Há longo, longo tempo, compareceram no Tribunal Divino dois homens recém-chegados da Terra.
Um trazia o sinal da muleta em que se apoiara.
Outro mostrava a marca da coroa que lhe havia adornado a cabeça.
Fariam prova de humildade para voltarem ao mundo ou seguirem além…
Postos, um a um, na balança. O primeiro acusou enorme peso. Era ainda presa fácil de lutas inferiores, parecendo balão cativo.
O seguinte, no entanto, revelava grande leveza. Poderia viajar em demanda dos cimos.
Inconformado, contudo, disse o primeiro:
– Onde a justiça divina?
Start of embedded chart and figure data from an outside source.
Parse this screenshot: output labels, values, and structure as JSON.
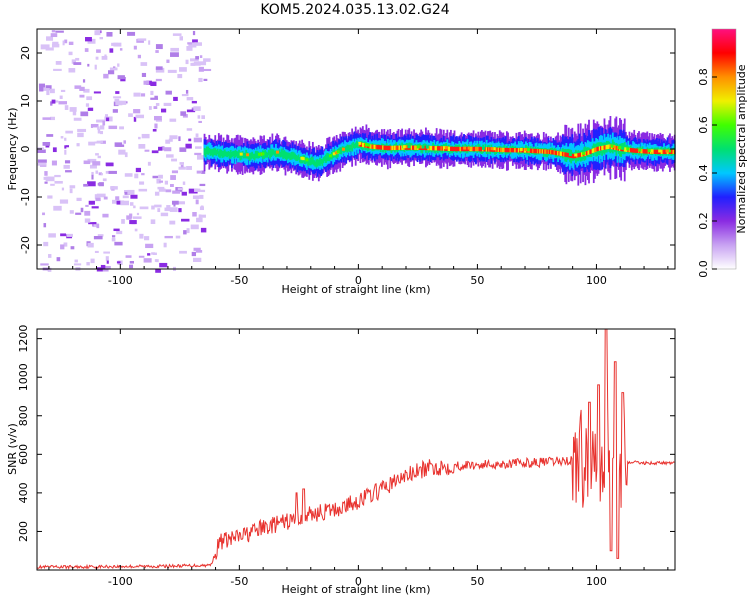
{
  "title": "KOM5.2024.035.13.02.G24",
  "chart_data": [
    {
      "type": "heatmap",
      "name": "spectrogram",
      "xlabel": "Height of straight line (km)",
      "ylabel": "Frequency (Hz)",
      "xlim": [
        -135,
        133
      ],
      "ylim": [
        -25,
        25
      ],
      "xticks": [
        -100,
        -50,
        0,
        50,
        100
      ],
      "yticks": [
        -20,
        -10,
        0,
        10,
        20
      ],
      "colorbar": {
        "label": "Normalized spectral amplitude",
        "range": [
          0,
          1
        ],
        "ticks": [
          "0.0",
          "0.2",
          "0.4",
          "0.6",
          "0.8"
        ],
        "colors": [
          "#ffffff",
          "#c8a2f2",
          "#8a2be2",
          "#2020ff",
          "#00c8ff",
          "#00e070",
          "#40ff00",
          "#f0f000",
          "#ff9000",
          "#ff0000",
          "#ff1080"
        ]
      },
      "ridge": {
        "x": [
          -65,
          -55,
          -45,
          -35,
          -28,
          -22,
          -17,
          -12,
          -6,
          0,
          5,
          12,
          20,
          30,
          40,
          50,
          60,
          70,
          80,
          85,
          90,
          95,
          100,
          105,
          110,
          115,
          120,
          125,
          133
        ],
        "freq_hz": [
          -0.5,
          -1,
          -1.5,
          -0.8,
          -1.5,
          -2.5,
          -3,
          -1.5,
          0,
          1,
          0.5,
          0.2,
          0.3,
          0.2,
          0,
          0,
          -0.2,
          -0.3,
          -0.6,
          -1,
          -1.5,
          -1,
          0,
          0.5,
          0,
          -0.3,
          -0.5,
          -0.6,
          -0.6
        ]
      },
      "noise_region_xlim": [
        -135,
        -65
      ]
    },
    {
      "type": "line",
      "name": "snr",
      "xlabel": "Height of straight line (km)",
      "ylabel": "SNR (v/v)",
      "xlim": [
        -135,
        133
      ],
      "ylim": [
        0,
        1250
      ],
      "xticks": [
        -100,
        -50,
        0,
        50,
        100
      ],
      "yticks": [
        200,
        400,
        600,
        800,
        1000,
        1200
      ],
      "color": "#e8322e",
      "trend": {
        "x": [
          -135,
          -100,
          -80,
          -62,
          -58,
          -50,
          -40,
          -30,
          -20,
          -10,
          0,
          10,
          20,
          30,
          40,
          50,
          60,
          70,
          80,
          90,
          95,
          100,
          105,
          110,
          113,
          120,
          133
        ],
        "y": [
          15,
          18,
          20,
          25,
          150,
          170,
          220,
          250,
          290,
          310,
          360,
          420,
          490,
          530,
          540,
          545,
          550,
          555,
          560,
          570,
          580,
          600,
          640,
          580,
          560,
          555,
          555
        ]
      },
      "spikes": [
        {
          "x": -26,
          "y": 400
        },
        {
          "x": -23,
          "y": 420
        },
        {
          "x": 97,
          "y": 870
        },
        {
          "x": 101,
          "y": 960
        },
        {
          "x": 104,
          "y": 1250
        },
        {
          "x": 106,
          "y": 100
        },
        {
          "x": 108,
          "y": 1080
        },
        {
          "x": 109,
          "y": 60
        },
        {
          "x": 111,
          "y": 920
        }
      ]
    }
  ]
}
Fui mendigo paupérrimo, enquanto ele…
E indicando o outro:
– Enquanto ele era rei… Passei fome, ao passo que muita vez o vi no banquete lauto. Esmolava na rua, avistando-o na carruagem. Conheci a nudez, reparando-o sob o manto dourado, quando seguia em triunfo. Vivi entre os últimos, ao passo que ele sempre aparecia como o primeiro entre os primeiros.
O outro baixou a cabeça, humilhado, em silêncio.
Mas o amigo sereno, que representava o Senhor, falou persuasivo:
– Viste-o na mesa farta, mas não lhe percebeste os sacrifícios ao comer por obrigação. Notaste-o de carro. entretanto, não lhe observaste o coração agoniado de dor, ante os problemas dos súditos a que devia assistência. Fitaste-o sob dourado manto, nos dias de júbilo popular. todavia, não lhe contemplaste as chagas de sofrimento moral, diante das questões insolúveis.
Conheceste-o entre os maiorais da Terra. entretanto, não sabes quantos punhais de hipocrisia e de ingratidão trazia cravados no peito, embora fosse obrigado a sorrir. Na situação de mendigo, não fostes lançado a semelhantes problemas da tentação. Diante do companheiro triste, o ex-monarca recebeu passaporte para a ascensão sublime.
Sozinho e em lágrimas, perguntou, então, o ex-mendigo:
– E agora?
O ministro angélico abraço-o, sensibilizado, e informou:
– Agora. Renascerás na Terra e serás também rei.